In this case the delay between depth and IR on the master should be -12276us (depth/ir) ahead of color. The subordinate color should be 22896us behind master. And the subordinate depth & IR frame should be 7297us slower than the subordinate color image. The precision of our clock is 110us so we don't expect these values to be perfected targeted by firmware.

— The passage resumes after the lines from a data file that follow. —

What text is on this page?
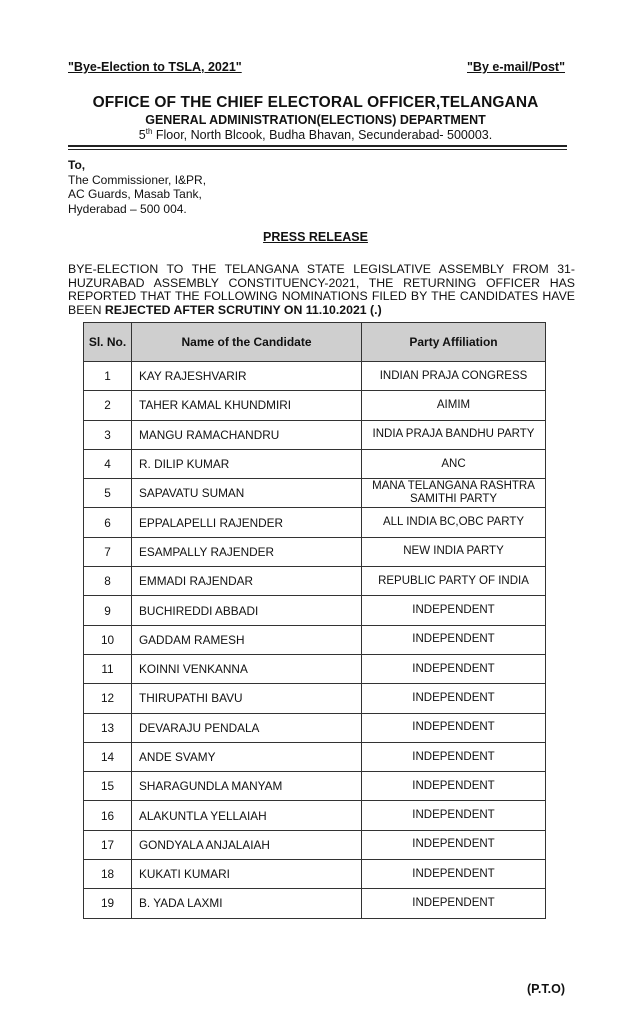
"Bye-Election to TSLA, 2021"	"By e-mail/Post"
OFFICE OF THE CHIEF ELECTORAL OFFICER,TELANGANA
GENERAL ADMINISTRATION(ELECTIONS) DEPARTMENT
5th Floor, North Blcook, Budha Bhavan, Secunderabad- 500003.
To,
The Commissioner, I&PR,
AC Guards, Masab Tank,
Hyderabad – 500 004.
PRESS RELEASE
BYE-ELECTION TO THE TELANGANA STATE LEGISLATIVE ASSEMBLY FROM 31-HUZURABAD ASSEMBLY CONSTITUENCY-2021, THE RETURNING OFFICER HAS REPORTED THAT THE FOLLOWING NOMINATIONS FILED BY THE CANDIDATES HAVE BEEN REJECTED AFTER SCRUTINY ON 11.10.2021 (.)
Sl. No.	Name of the Candidate	Party Affiliation
1	KAY RAJESHVARIR	INDIAN PRAJA CONGRESS
2	TAHER KAMAL KHUNDMIRI	AIMIM
3	MANGU RAMACHANDRU	INDIA PRAJA BANDHU PARTY
4	R. DILIP KUMAR	ANC
5	SAPAVATU SUMAN	MANA TELANGANA RASHTRA SAMITHI PARTY
6	EPPALAPELLI RAJENDER	ALL INDIA BC,OBC PARTY
7	ESAMPALLY RAJENDER	NEW INDIA PARTY
8	EMMADI RAJENDAR	REPUBLIC PARTY OF INDIA
9	BUCHIREDDI ABBADI	INDEPENDENT
10	GADDAM RAMESH	INDEPENDENT
11	KOINNI VENKANNA	INDEPENDENT
12	THIRUPATHI BAVU	INDEPENDENT
13	DEVARAJU PENDALA	INDEPENDENT
14	ANDE SVAMY	INDEPENDENT
15	SHARAGUNDLA MANYAM	INDEPENDENT
16	ALAKUNTLA YELLAIAH	INDEPENDENT
17	GONDYALA ANJALAIAH	INDEPENDENT
18	KUKATI KUMARI	INDEPENDENT
19	B. YADA LAXMI	INDEPENDENT
(P.T.O)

Tim the command you ran encountered a test code bug with the command line parser. The value of 0 for the delays is what triggered the random delays to be used. So a value of 0 meant don't use use zero 🥴. This command

multidevice_ft.exe --gtest_filter=*multi_sync_validation* --m_depth_delay 0 --s_depth_delay 0 --subordinate_delay 160 --fps 30

should have been specified as this.

multidevice_ft.exe --gtest_filter=*multi_sync_validation* --m_depth_delay 1 --s_depth_delay 1 --subordinate_delay 160 --fps 30

Of course there was no way to know this without looking at the code. And we would get these results:

Test Running with the following settings:
                             Frame Rate: 30
      Master depth_delay_off_color_usec: 1
         Sub depth_delay_off_color_usec: 1
  Sub subordinate_delay_off_master_usec: 160

Delta = Time off master color. All times in usec
Master Color, Master IR(Delta), Sub Color(Delta), Sub IR(Delta)
---------------------------------------------------------------
   366822,    366866(   44),    366977(  155),    366988(   11) Stabilizing
   400166,    400200(   34),    400311(  145),    400311(    0) Stabilizing
   433500,    433533(   33),    433644(  144),    433655(   11) Stabilizing
   466844,    466844(    0),    466977(  133),    466977(    0) Stabilizing
   500155,    500200(   45),    500311(  156),    500322(   11) Stabilizing
   533500,    533522(   22),    533655(  155),    533644(  -11) Stabilizing
   566822,    566866(   44),    566988(  166),    566988(    0) Stabilizing
   600155,    600188(   33),    600311(  156),    600311(    0) Stabilizing
   633488,    633533(   45),    633644(  156),    633655(   11) Stabilizing
   666833,    666855(   22),    666977(  144),    666977(    0) Stabilizing
   700166,    700200(   34),    700322(  156),    700322(    0) Stabilizing
   733500,    733522(   22),    733655(  155),    733644(  -11) Validating
   766833,    766866(   33),    766988(  155),    766988(    0) Validating
   800166,    800188(   22),    800322(  156),    800311(  -11) Validating
   833488,    833533(   45),    833644(  156),    833655(   11) Validating
   866822,    866855(   33),    866977(  155),    866977(    0) Validating
   900166,    900200(   34),    900311(  145),    900322(   11) Validating
   933500,    933522(   22),    933644(  144),    933644(    0) Validating

While I was doing this I did add some test code to:

I still could not find a problem with the timing of the subordinate camera.

wes-b commented 4 years ago

Question about this issue, when you are seeing it, does it repro 100% of the time? If not can you estimate how often?